We zouden samen met de premier naar Stockholm vliegen om er vanaf de eerste rij mee te maken hoe François Englert z’n Nobelprijs in ontvangst nam. Helaas stuurde de premier z’n kat. En de ceremonie? Die mochten wij in een achterafkamertje volgen op een projectiescherm. Gelukkig was de catering in het vliegtuig top.

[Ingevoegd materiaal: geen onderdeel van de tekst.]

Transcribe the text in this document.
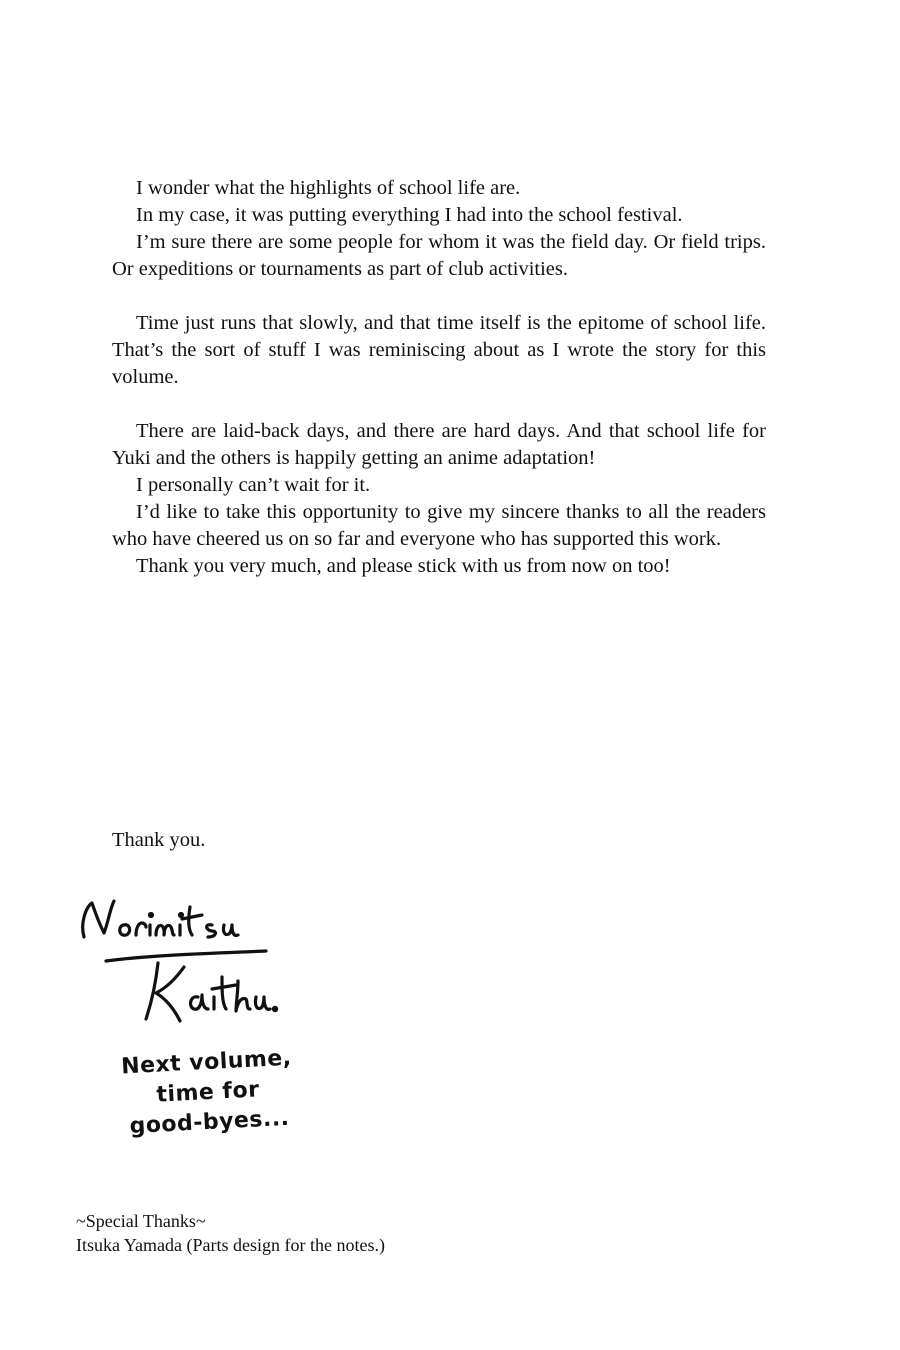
I wonder what the highlights of school life are.

In my case, it was putting everything I had into the school festival.

I’m sure there are some people for whom it was the field day. Or field trips. Or expeditions or tournaments as part of club activities.

Time just runs that slowly, and that time itself is the epitome of school life. That’s the sort of stuff I was reminiscing about as I wrote the story for this volume.

There are laid-back days, and there are hard days. And that school life for Yuki and the others is happily getting an anime adaptation!

I personally can’t wait for it.

I’d like to take this opportunity to give my sincere thanks to all the readers who have cheered us on so far and everyone who has supported this work.

Thank you very much, and please stick with us from now on too!

Thank you.
Next volume,
time for
good-byes...
~Special Thanks~
Itsuka Yamada (Parts design for the notes.)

Ok, premier Di Rupo had afgelopen dinsdag een goed excuus. Hij werd aan de andere kant van de wereld verwacht op een heel een andere ceremonie: de herdenkingsdienst voor Nelson Mandela. Hoewel, een wereldleider meer of minder zal daar het verschil niet hebben gemaakt. Bovendien had Di Rupo dinsdag 10 december met stip genoteerd in z’n agenda. Althans, dat vermoeden we, want twee maanden geleden was hij er als de kippen bij om François Englert tijdens de persconferentie op de Université Libre de Bruxelles (ULB) te komen feliciteren met zijn zopas toegekende Nobelprijs.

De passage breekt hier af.